Arts & Entertainment

Being Elmo pulls on heartstrings

Many of us would define success by how recognizable our face is. Imagine how puppeteers must feel, since their main responsibility is to stay entirely out of their audience’s eyesight. Kevin Clash, the innovator behind the world’s most popular puppet—Elmo—doesn’t seem to mind. 

Being Elmo: A Puppeteer’s Journey documents Clash’s lifelong passion for puppetry. His fascination with Sesame Street inspired him to create 85 of his own homemade puppets in elementary school. His talents raised his classmates’ eyebrows until he began earning a living through his performances in schools, in pediatric hospitals, and eventually on Baltimore television by age 18. By the time he graduated high school, he landed a role on network television and was named “Most Likely Millionaire” by his peers in his graduating class.

Clash is the sole reason that Elmo is so iconic.

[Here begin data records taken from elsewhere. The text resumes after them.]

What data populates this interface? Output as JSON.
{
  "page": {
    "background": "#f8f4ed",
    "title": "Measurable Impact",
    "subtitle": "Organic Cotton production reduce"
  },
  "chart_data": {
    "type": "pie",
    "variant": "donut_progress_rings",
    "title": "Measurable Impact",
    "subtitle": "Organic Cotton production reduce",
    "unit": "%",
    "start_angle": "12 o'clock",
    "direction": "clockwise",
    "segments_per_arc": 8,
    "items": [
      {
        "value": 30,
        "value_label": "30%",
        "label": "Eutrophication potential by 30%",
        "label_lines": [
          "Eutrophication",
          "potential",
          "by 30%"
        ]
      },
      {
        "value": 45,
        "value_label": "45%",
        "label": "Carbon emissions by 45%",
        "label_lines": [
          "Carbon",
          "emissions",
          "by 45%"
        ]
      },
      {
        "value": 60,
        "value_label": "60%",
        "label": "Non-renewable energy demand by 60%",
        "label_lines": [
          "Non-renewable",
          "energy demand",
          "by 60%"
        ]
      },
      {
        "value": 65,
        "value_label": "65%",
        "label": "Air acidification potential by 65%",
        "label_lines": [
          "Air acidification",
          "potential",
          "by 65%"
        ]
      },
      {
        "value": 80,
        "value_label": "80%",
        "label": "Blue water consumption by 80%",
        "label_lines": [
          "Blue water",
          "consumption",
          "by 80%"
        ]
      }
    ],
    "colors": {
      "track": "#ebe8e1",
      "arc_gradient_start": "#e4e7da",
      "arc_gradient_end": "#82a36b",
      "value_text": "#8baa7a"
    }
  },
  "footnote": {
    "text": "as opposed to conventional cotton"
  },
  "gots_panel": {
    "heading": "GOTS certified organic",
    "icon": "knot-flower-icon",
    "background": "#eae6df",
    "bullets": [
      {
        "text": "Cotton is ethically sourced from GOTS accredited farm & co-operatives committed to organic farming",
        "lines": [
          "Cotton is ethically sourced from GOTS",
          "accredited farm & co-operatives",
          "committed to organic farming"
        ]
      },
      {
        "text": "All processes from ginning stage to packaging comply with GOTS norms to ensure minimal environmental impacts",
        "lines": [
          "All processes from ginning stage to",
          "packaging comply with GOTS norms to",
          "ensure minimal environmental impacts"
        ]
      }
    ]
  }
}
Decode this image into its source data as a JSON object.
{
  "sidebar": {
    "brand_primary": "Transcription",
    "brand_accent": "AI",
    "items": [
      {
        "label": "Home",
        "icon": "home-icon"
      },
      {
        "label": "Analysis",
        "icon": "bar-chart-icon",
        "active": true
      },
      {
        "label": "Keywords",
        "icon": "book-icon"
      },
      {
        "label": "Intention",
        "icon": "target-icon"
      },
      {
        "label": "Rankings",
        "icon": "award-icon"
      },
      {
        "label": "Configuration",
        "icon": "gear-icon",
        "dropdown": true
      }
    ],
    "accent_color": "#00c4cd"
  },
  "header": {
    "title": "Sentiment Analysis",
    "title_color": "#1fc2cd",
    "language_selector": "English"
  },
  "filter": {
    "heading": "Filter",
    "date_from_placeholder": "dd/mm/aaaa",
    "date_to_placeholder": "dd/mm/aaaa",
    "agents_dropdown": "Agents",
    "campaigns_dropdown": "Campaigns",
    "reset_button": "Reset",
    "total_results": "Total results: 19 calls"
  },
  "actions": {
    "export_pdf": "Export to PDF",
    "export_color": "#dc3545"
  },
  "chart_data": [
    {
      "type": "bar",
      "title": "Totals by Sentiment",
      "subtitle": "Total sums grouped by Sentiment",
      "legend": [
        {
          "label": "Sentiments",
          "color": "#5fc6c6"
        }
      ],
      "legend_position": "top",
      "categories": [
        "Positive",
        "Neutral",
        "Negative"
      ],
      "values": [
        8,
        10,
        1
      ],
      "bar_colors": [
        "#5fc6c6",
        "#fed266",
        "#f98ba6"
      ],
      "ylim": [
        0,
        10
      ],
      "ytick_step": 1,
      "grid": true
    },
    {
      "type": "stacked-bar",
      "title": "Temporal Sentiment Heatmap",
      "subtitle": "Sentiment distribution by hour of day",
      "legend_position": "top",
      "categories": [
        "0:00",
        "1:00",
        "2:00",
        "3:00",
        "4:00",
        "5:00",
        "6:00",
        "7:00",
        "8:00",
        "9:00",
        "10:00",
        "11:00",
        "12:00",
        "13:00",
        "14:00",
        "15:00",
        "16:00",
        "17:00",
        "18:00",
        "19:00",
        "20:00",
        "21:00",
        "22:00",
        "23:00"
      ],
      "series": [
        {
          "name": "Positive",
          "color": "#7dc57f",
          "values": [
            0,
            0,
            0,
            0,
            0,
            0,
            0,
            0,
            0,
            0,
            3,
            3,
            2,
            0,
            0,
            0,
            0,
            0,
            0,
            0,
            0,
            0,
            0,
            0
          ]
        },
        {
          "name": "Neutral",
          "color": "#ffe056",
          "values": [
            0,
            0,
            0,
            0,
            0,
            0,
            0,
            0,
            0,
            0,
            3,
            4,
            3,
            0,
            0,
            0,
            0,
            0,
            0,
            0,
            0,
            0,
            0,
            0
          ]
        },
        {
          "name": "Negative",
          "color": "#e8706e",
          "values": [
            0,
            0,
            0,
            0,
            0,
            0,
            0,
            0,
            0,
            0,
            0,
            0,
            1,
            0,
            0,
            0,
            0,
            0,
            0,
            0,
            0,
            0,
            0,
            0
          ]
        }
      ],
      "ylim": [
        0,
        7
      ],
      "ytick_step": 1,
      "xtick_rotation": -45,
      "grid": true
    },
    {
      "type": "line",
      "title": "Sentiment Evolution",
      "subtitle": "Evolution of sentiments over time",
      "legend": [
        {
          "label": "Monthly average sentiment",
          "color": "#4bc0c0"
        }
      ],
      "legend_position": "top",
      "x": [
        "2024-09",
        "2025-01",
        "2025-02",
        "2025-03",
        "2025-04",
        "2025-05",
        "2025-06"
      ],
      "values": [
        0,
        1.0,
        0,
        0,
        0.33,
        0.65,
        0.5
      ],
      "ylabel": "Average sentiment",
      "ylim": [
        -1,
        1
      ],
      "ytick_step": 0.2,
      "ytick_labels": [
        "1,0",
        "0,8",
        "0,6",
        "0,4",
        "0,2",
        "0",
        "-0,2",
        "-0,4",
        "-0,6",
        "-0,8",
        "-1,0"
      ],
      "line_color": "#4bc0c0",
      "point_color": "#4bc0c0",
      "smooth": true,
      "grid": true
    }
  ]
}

The red puppet’s features are visually uninteresting, and, were it not for Clash putting his own warmhearted personality into the puppet, Elmo would have gone largely unnoticed next to kid favourites like Big Bird, Bert & Ernie, and the Cookie Monster. The film describes the hand motions of elite Sesame Street performers who have learned their techniques from Clash, now a storied veteran within the industry. The puppets’ facial expressions, muscle movements, and personalities must all be meticulously crafted. This type of skill requires sharp attunement to human behavioural quirks, and Clash’s knack for reading body language shows beautifully in the way he develops the personalities of his own vast puppet collection.

Those outside of this ‘puppet inner circle’ know Jim Henson as the poster child behind the Muppet Empire, much in the same way we consider Steve Jobs to be the pioneer of the digital era. The documentary presents Henson as an angelic soul on the surface, but suggests ever so subtly that, if the layers of his private persona were peeled away, left exposed would be a man who had intense expectations of himself and his peers. The film is a superficial but deeply endearing tribute to Henson’s contributions; the secret behind his managerial talents, his relationships with coworkers, and his untimely death are unfortunately avoided here. Sure, this is Clash’s movie, but the film quietly hints at the untapped potential of a Henson biopic.

As for Clash, he created a character that has made Sesame Street a marketing phenomenon among children, with Tickle Me Elmo selling millions of units since 1996. But more importantly, Clash’s charity appearances put smiles on the faces of children who have been struck with terminal illness or who are living in poverty. Elmo is the definitive achievement of his career, and Being Elmo tells the story without injecting any unnecessary, saccharine climax or digging up some half-baked Sesame Street industry dirt. No feathers are ruffled, there is no shocking exposé, nor should there be. There is only Mr. Clash, whose humble disposition is legendary on Sesame Street, but whose puppetry genius will pass by the rest of us on Main Street. Something tells me he’s perfectly fine with that.